Galerie Thomas Zander presents photographs of the American artist Larry Sultan from his new series Homeland.

For his latest body of work, Larry Sultan hired Mexican day laborers as actors and subjects in his photographs, which he made on the outskirts of Southern Californian suburbs. He found these illegal laborers outside a nearby strip mall where hundreds of men wait day by day to be picked up for hourly work. Sultan directed the men’s actions and gestures while drawing from his own memories of home life and interpretations of their experiences as exiles. The photographs romanticize the terrain of the suburbs and charge the activities of day laborers, which are rather mundane in nature, with metaphorical meaning: carrying food to a potluck, stringing lights on a tree, rowing a boat on a river. They are routines and rituals related to place and domesticity and suggest that the identities of the subjects are those of inhabitants or travelers with a rightful claim to home and happiness.

For the artist, the settings of the photographs are deeply reminiscent of the terrain he sought out as a child: empty fields behind malls and scruffy borderlands of the LA river that ran behind his parents’ house in the San Fernando Valley. The artist describes it as follows: “In my own past, these places represented a small and vanishing patch of paradise that existed just outside of the boundaries of property and ownership; a free zone that eased my (adolescent) uncertainty and provided a safe place away from the judgments of others.“

The works of the series Homeland are no idylls, but constructions full of ambiguity, which allude to the gulf between the photographs and the real dramas outside the image frame: to the poignancy of displacement and to the loss and longings of the economic migrants who line our streets.

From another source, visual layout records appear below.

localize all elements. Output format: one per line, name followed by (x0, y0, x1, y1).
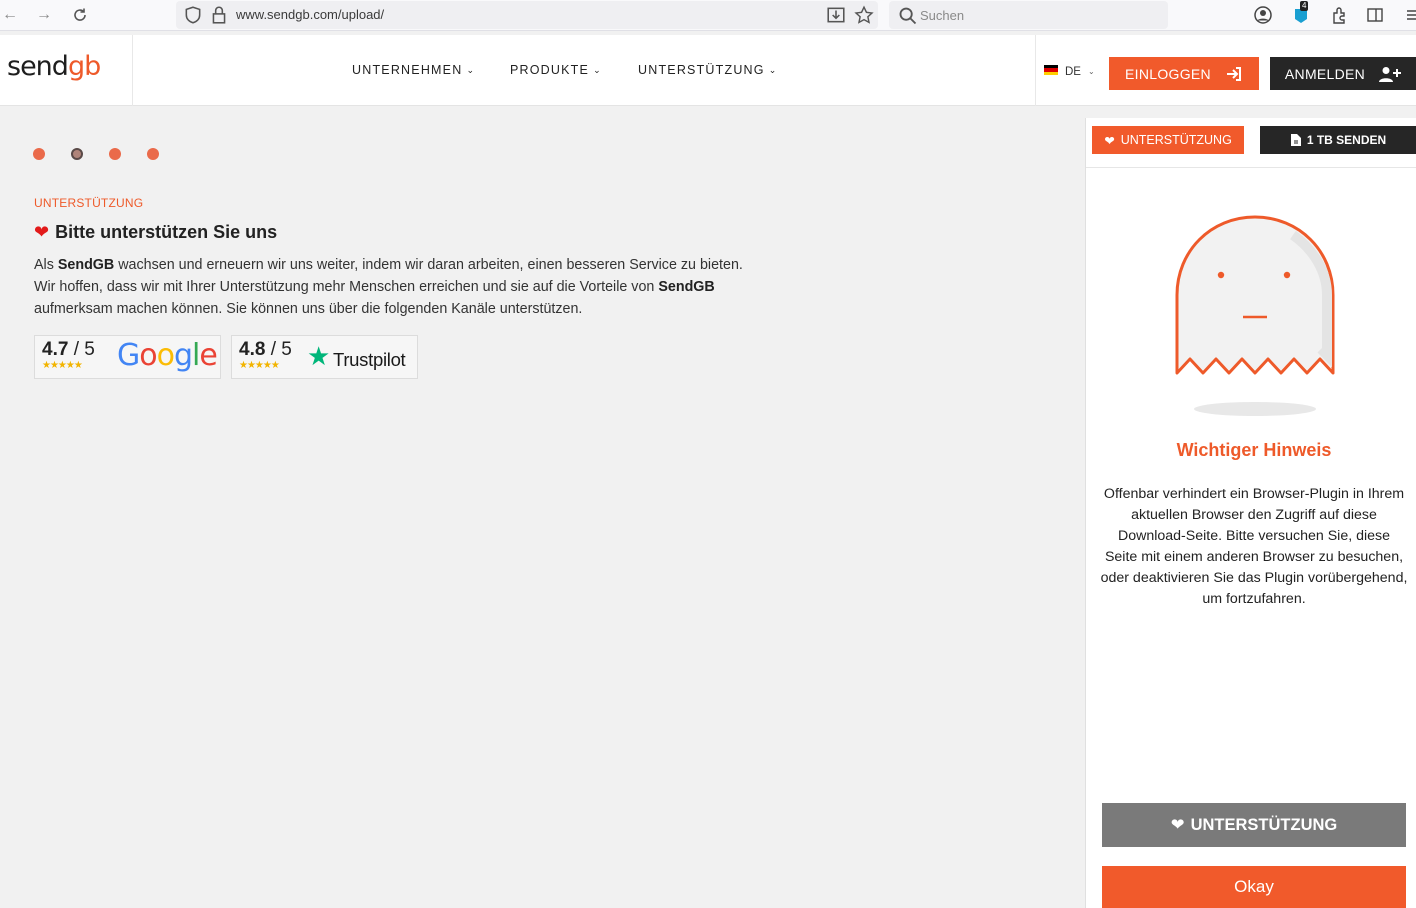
menu-label: UNTERSTÜTZUNG (638, 63, 765, 77)
browser-toolbar: ← → www.sendgb.com/upload/ Suchen 4 (0, 0, 1416, 31)
score-value: 4.8 (239, 339, 266, 360)
chevron-down-icon: ⌄ (1088, 67, 1095, 76)
brand-name: SendGB (57, 257, 115, 273)
ghost-shadow (1194, 402, 1316, 416)
section-title: ❤ Bitte unterstützen Sie uns (34, 222, 277, 243)
puzzle-icon[interactable] (1330, 5, 1350, 25)
menu-unternehmen[interactable]: UNTERNEHMEN ⌄ (352, 63, 475, 77)
account-icon[interactable] (1253, 5, 1273, 25)
body-text: wachsen und erneuern wir uns weiter, ind… (34, 257, 743, 295)
logo-gb-text: gb (67, 51, 101, 82)
shield-icon[interactable] (183, 5, 203, 25)
bookmark-star-icon[interactable] (854, 5, 874, 25)
url-bar[interactable]: www.sendgb.com/upload/ (176, 1, 878, 29)
menu-icon[interactable] (1403, 5, 1416, 25)
score-value: 4.7 (42, 339, 69, 360)
slider-dot[interactable] (109, 148, 121, 160)
heart-icon: ❤ (34, 222, 50, 242)
extension-badge: 4 (1300, 1, 1309, 11)
sidebar-icon[interactable] (1365, 5, 1385, 25)
google-rating[interactable]: 4.7 / 5 ★★★★★ Google (34, 335, 221, 379)
ghost-icon (1175, 215, 1335, 375)
heart-icon: ❤ (1170, 816, 1185, 834)
register-label: ANMELDEN (1284, 65, 1366, 82)
forward-arrow-icon[interactable]: → (34, 5, 54, 25)
panel-tabs: ❤ UNTERSTÜTZUNG 1 TB SENDEN (1086, 118, 1416, 168)
slider-dot[interactable] (147, 148, 159, 160)
body-text: aufmerksam machen können. Sie können uns… (34, 301, 583, 317)
german-flag-icon (1044, 65, 1058, 75)
chevron-down-icon: ⌄ (466, 64, 476, 75)
search-input[interactable]: Suchen (889, 1, 1168, 29)
notice-panel: ❤ UNTERSTÜTZUNG 1 TB SENDEN Wichtiger Hi… (1085, 118, 1416, 908)
brand-name: SendGB (658, 279, 715, 295)
support-button-label: UNTERSTÜTZUNG (1190, 815, 1338, 834)
search-icon (899, 7, 917, 25)
tab-support[interactable]: ❤ UNTERSTÜTZUNG (1092, 126, 1244, 154)
tab-support-label: UNTERSTÜTZUNG (1120, 133, 1232, 147)
menu-unterstuetzung[interactable]: UNTERSTÜTZUNG ⌄ (638, 63, 777, 77)
rating-score: 4.8 / 5 (239, 339, 292, 361)
slider-dot-active[interactable] (71, 148, 83, 160)
menu-produkte[interactable]: PRODUKTE ⌄ (510, 63, 602, 77)
score-max: / 5 (73, 339, 95, 360)
tab-send-label: 1 TB SENDEN (1306, 133, 1387, 147)
login-label: EINLOGGEN (1125, 65, 1211, 82)
notice-title: Wichtiger Hinweis (1176, 440, 1332, 460)
score-max: / 5 (270, 339, 292, 360)
logo-send-text: send (7, 51, 69, 82)
menu-label: UNTERNEHMEN (352, 63, 463, 77)
logo[interactable]: sendgb (0, 35, 133, 106)
user-plus-icon (1379, 66, 1402, 82)
okay-button[interactable]: Okay (1102, 866, 1406, 908)
slider-dots (33, 148, 159, 160)
section-body: Als SendGB wachsen und erneuern wir uns … (34, 254, 764, 320)
heart-icon: ❤ (1104, 133, 1115, 148)
search-placeholder: Suchen (920, 8, 965, 23)
trustpilot-star-icon: ★ (307, 341, 331, 371)
slider-dot[interactable] (33, 148, 45, 160)
language-code: DE (1065, 66, 1081, 78)
register-button[interactable]: ANMELDEN (1270, 57, 1416, 90)
chevron-down-icon: ⌄ (768, 64, 778, 75)
trustpilot-logo: Trustpilot (333, 349, 406, 370)
install-app-icon[interactable] (826, 5, 846, 25)
menu-label: PRODUKTE (510, 63, 590, 77)
login-button[interactable]: EINLOGGEN (1109, 57, 1259, 90)
back-arrow-icon[interactable]: ← (0, 5, 20, 25)
rating-stars: ★★★★★ (239, 360, 280, 371)
sign-in-icon (1226, 66, 1241, 81)
trustpilot-rating[interactable]: 4.8 / 5 ★★★★★ ★ Trustpilot (231, 335, 418, 379)
url-text: www.sendgb.com/upload/ (236, 7, 385, 22)
file-icon (1290, 134, 1301, 146)
tab-send[interactable]: 1 TB SENDEN (1260, 126, 1416, 154)
rating-score: 4.7 / 5 (42, 339, 95, 361)
chevron-down-icon: ⌄ (593, 64, 602, 75)
support-button[interactable]: ❤ UNTERSTÜTZUNG (1102, 803, 1406, 847)
rating-stars: ★★★★★ (42, 360, 83, 371)
language-selector[interactable]: DE ⌄ (1035, 35, 1103, 106)
body-text: Als (34, 257, 58, 273)
section-title-text: Bitte unterstützen Sie uns (55, 222, 278, 242)
site-header: sendgb UNTERNEHMEN ⌄ PRODUKTE ⌄ UNTERSTÜ… (0, 35, 1416, 106)
section-label: UNTERSTÜTZUNG (34, 196, 144, 210)
notice-text: Offenbar verhindert ein Browser-Plugin i… (1100, 486, 1408, 607)
lock-icon[interactable] (209, 5, 229, 25)
reload-icon[interactable] (70, 5, 90, 25)
google-logo: Google (117, 338, 218, 373)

Larry Sultan (born 1946, lives in the San Francisco Bay area) was raised in the San Fernando Valley, studied at the San Francisco Art Institute and currently teaches at the California College of the Arts in San Francisco. In his work, Sultan deals with cultural phenomena of Southern California, which can often be taken as indicators of more general developments and hopes. His seminal early work Evidence from the 1970s is a collaboration with the artist Mike Mandel. Sultan and Mandel subsequently collaborated on several artistic projects, offering pointed glimpses into contemporary U.S.-American culture. In 1992 Sultan produced the series Pictures from Home, which investigates notions of home and family through his own photographs, his diaristic writing and stills from his parents’ home movies. As in Sultan’s later series The Valley, which was on view at 2004 Galerie Thomas Zander in 2004, the artist returns to the part of California where he was raised in Pictures from Home and in his latest body of work Homeland. These series examine facets of the American Dream, which is still associated with California. Sultan negotiates concepts of truth and artefact and in a conceptual way he uses the different genres of photography from private family archive in Pictures from Home to the posed, large format landscape photographs of Homeland. Larry Sultan’s work is the subject of numerous international exhibitions, it is collected by museums and institutions worldwide and accompanied by a number of publications. A comprehensive monograph on the collaborative projects of Larry Sultan and Mike Mandel is forthcoming in early 2010.